Personally, I would never have affixed my signature to this piece of dung. I’ve learned the art of “client control.” That’s when you tell someone “my credibility is worth more than what you want to pay me to write this unsupportable demand letter.” Sadly, many lawyers never learn this skill. I’m certain that some tool at Goldman Sachs told Squires “I don’t care if we can’t back the claims up, just send the letter to try and scare this little mouse of a blogger.” (Or maybe I’m just inclined to give the lawyer the benefit of the doubt).
Although I would love to say that I would continue to that same big shiny set of brass balls if my client were a gazillion dollar financial powerhouse that shits rubies, I won’t judge Mr. Squires until I walk a mile in his Bruno Maglis — especially since I’m 98% certain that somewhere, he has an email to his client telling them that the claims in the letter are just one molecule away from being pure pharmaceutical-grade fecal goodness.

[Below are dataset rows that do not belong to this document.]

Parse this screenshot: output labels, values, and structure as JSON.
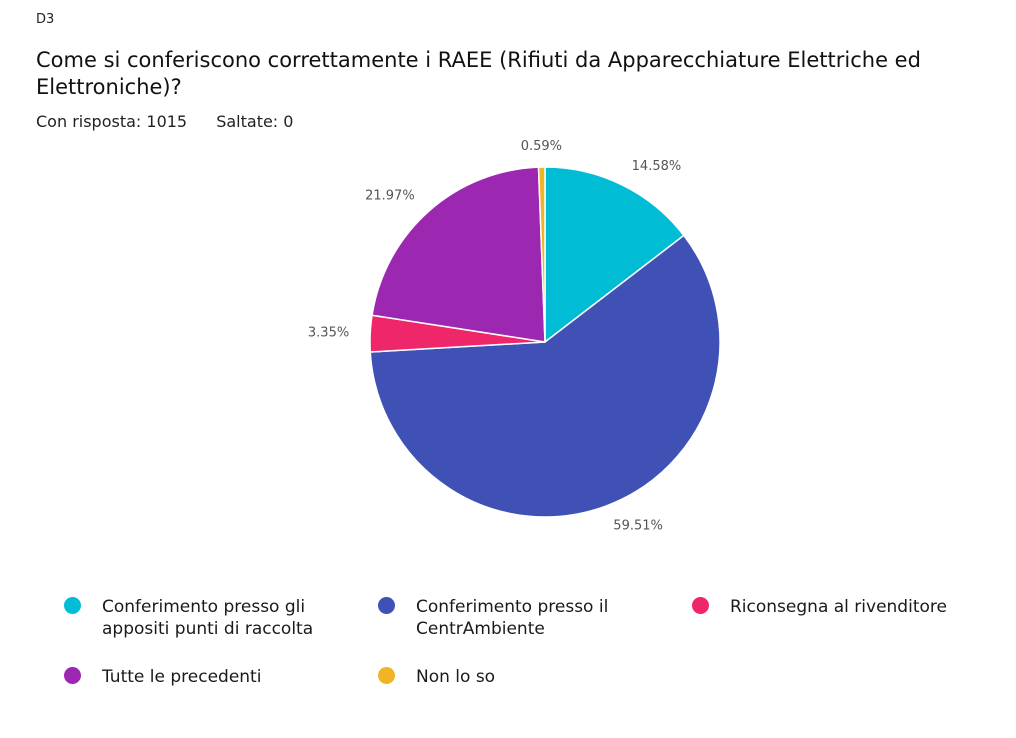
{
  "question_id": "D3",
  "title": "Come si conferiscono correttamente i RAEE (Rifiuti da Apparecchiature Elettriche ed Elettroniche)?",
  "answered": "Con risposta: 1015",
  "skipped": "Saltate: 0",
  "chart_data": {
    "type": "pie",
    "title": "Come si conferiscono correttamente i RAEE (Rifiuti da Apparecchiature Elettriche ed Elettroniche)?",
    "categories": [
      "Conferimento presso gli appositi punti di raccolta",
      "Conferimento presso il CentrAmbiente",
      "Riconsegna al rivenditore",
      "Tutte le precedenti",
      "Non lo so"
    ],
    "values": [
      14.58,
      59.51,
      3.35,
      21.97,
      0.59
    ],
    "labels": [
      "14.58%",
      "59.51%",
      "3.35%",
      "21.97%",
      "0.59%"
    ],
    "colors": [
      "#00BCD4",
      "#3F51B5",
      "#F0266B",
      "#9C27B0",
      "#F0B429"
    ],
    "legend_position": "bottom"
  }
}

At least I hope so… because the mouse, he bite.
Squires’ letter ends with a threat that if Morgan doesn’t confirm, in writing, that he will stop using the words “Goldman” and “Sachs,” they just might sue him. Well, April 18 is a Saturday, Walter Sobchak doesn’t roll on Shabbos, and Mike Morgan did respond in writing — with a lawsuit of his own.
Morgan probably figured that if Goldman Sachs wasn’t bluffing, they would file suit against him in New York. Morgan lives in Florida, and would likely rather just have it out in Florida than travel to New York. So, given that there was a bona fide legal question — created by Squires’ dumb letter, Morgan had the right to file suit to just get the whole thing over with. Naturally, Goldman Sachs probably isn’t too worried about the financial consequences of this suit. The most that Morgan will win is a piece of paper that says he has the right to use the words “Goldman” and “Sachs” to criticize Goldman Sachs. But what a piece of paper it will be.

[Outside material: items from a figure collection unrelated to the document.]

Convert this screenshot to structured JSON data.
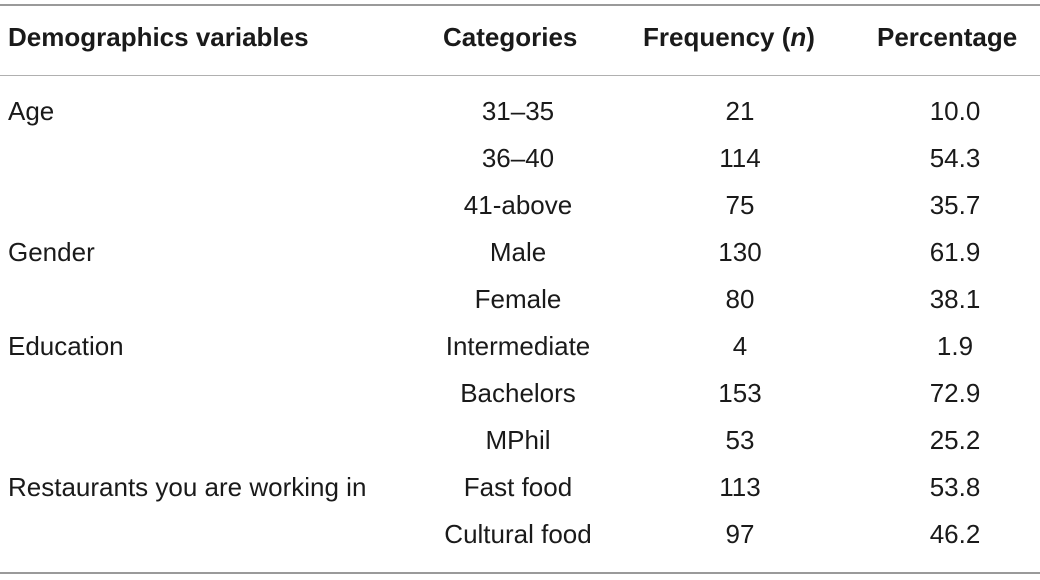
{
  "table": {
    "headers": {
      "variable": "Demographics variables",
      "category": "Categories",
      "frequency_prefix": "Frequency (",
      "frequency_n": "n",
      "frequency_suffix": ")",
      "percentage": "Percentage"
    },
    "rows": [
      {
        "variable": "Age",
        "category": "31–35",
        "frequency": "21",
        "percentage": "10.0"
      },
      {
        "variable": "",
        "category": "36–40",
        "frequency": "114",
        "percentage": "54.3"
      },
      {
        "variable": "",
        "category": "41-above",
        "frequency": "75",
        "percentage": "35.7"
      },
      {
        "variable": "Gender",
        "category": "Male",
        "frequency": "130",
        "percentage": "61.9"
      },
      {
        "variable": "",
        "category": "Female",
        "frequency": "80",
        "percentage": "38.1"
      },
      {
        "variable": "Education",
        "category": "Intermediate",
        "frequency": "4",
        "percentage": "1.9"
      },
      {
        "variable": "",
        "category": "Bachelors",
        "frequency": "153",
        "percentage": "72.9"
      },
      {
        "variable": "",
        "category": "MPhil",
        "frequency": "53",
        "percentage": "25.2"
      },
      {
        "variable": "Restaurants you are working in",
        "category": "Fast food",
        "frequency": "113",
        "percentage": "53.8"
      },
      {
        "variable": "",
        "category": "Cultural food",
        "frequency": "97",
        "percentage": "46.2"
      }
    ]
  }
}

More importantly, now that he has filed suit, a lot more people are going to take note of this dispute. I’ve been following it for a little while myself, and until I received a copy of Morgan’s complaint, I didn’t really find it interesting enough to write about. Guy gripes. Company whines. Dumb demand letter. Yawn. Happens every day.

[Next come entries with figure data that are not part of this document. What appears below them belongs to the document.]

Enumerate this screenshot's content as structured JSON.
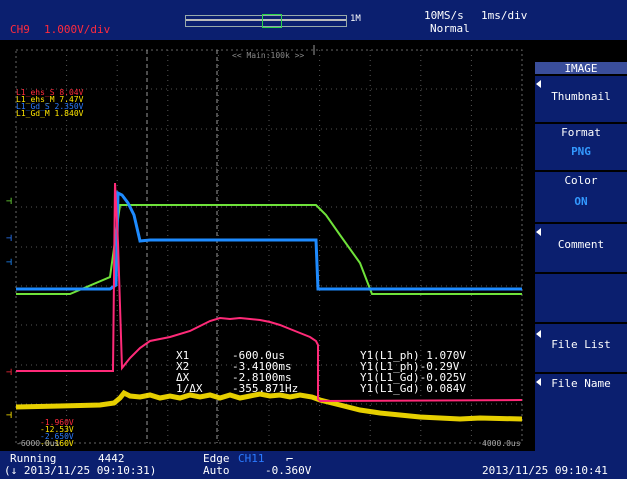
{
  "header": {
    "channel": "CH9",
    "vdiv": "1.000V/div",
    "window_label": "1M",
    "sample_rate": "10MS/s",
    "timebase": "1ms/div",
    "mode": "Normal"
  },
  "plot": {
    "main_label": "<< Main:100k >>",
    "legend_top": [
      {
        "name": "L1_ehs_S",
        "value": "8.04V",
        "color": "#ff2b3d"
      },
      {
        "name": "L1_ehs_M",
        "value": "7.47V",
        "color": "#ffe600"
      },
      {
        "name": "L1_Gd_S",
        "value": "2.350V",
        "color": "#2b7bff"
      },
      {
        "name": "L1_Gd_M",
        "value": "1.840V",
        "color": "#ffe600"
      }
    ],
    "legend_bottom": [
      {
        "value": "-1.960V",
        "color": "#ff2b3d"
      },
      {
        "value": "-12.53V",
        "color": "#ffe600"
      },
      {
        "value": "-2.650V",
        "color": "#2b7bff"
      },
      {
        "value": "-0.160V",
        "color": "#ffe600"
      }
    ],
    "time_left": "-6000.0us",
    "time_right": "4000.0us",
    "cursors": [
      {
        "label": "X1",
        "value": "-600.0us",
        "y": "Y1(L1_ph) 1.070V"
      },
      {
        "label": "X2",
        "value": "-3.4100ms",
        "y": "Y1(L1_ph)-0.29V"
      },
      {
        "label": "ΔX",
        "value": "-2.8100ms",
        "y": "Y1(L1_Gd)-0.025V"
      },
      {
        "label": "1/ΔX",
        "value": "-355.871Hz",
        "y": "Y1(L1_Gd) 0.084V"
      }
    ]
  },
  "menu": {
    "title": "IMAGE",
    "items": [
      {
        "label": "Thumbnail",
        "value": ""
      },
      {
        "label": "Format",
        "value": "PNG"
      },
      {
        "label": "Color",
        "value": "ON"
      },
      {
        "label": "Comment",
        "value": ""
      },
      {
        "label": "",
        "value": ""
      },
      {
        "label": "File List",
        "value": ""
      },
      {
        "label": "File Name",
        "value": ""
      }
    ]
  },
  "footer": {
    "status": "Running",
    "count": "4442",
    "last_time": "(↓ 2013/11/25 09:10:31)",
    "trigger_type": "Edge",
    "trigger_channel": "CH11",
    "trigger_mode": "Auto",
    "trigger_level": "-0.360V",
    "datetime": "2013/11/25 09:10:41"
  }
}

What doesn’t happen every day is that the griper has the coglioni to tell one of the biggest financial institutions in the world “You wanna step outside? Fine, lets go.”
So now what happens?
Hopefully, Mr. Squires tells his client “I told you so,” and keeps a copy of the memo he sent them telling them that this was all a really dumb idea and that they should have just ignored Mr. Morgan’s blog. If he didn’t tell them so, then someone at Goldman Sachs should re-think how they choose their attorneys.
Once that is all settled, Goldman Sachs should just gracefully back away from this — issue a statement that they reconsidered their position, and it all goes away. The first rule of getting out of a hole is to stop digging. However, I predict the opposite will happen: Goldman Sachs will dig in, the Spin Doctors song “Little Miss Can’t Be Wrong” will be played over the PA system at Chadbourne and Parke, and we will see both an answer and a counterclaim that will be just one hair shy of being frivolous enough to warrant sanctions because some nitwit will think that it will scare Morgan into submission… and the case will draw even more attention to this once-obscure blog.
And then we’ll see if Mr. Morgan’s reporting on Goldman Sachs’ misdeeds grows any legs. He already has a conference call scheduled to gather the volunteers who have rallied to his side.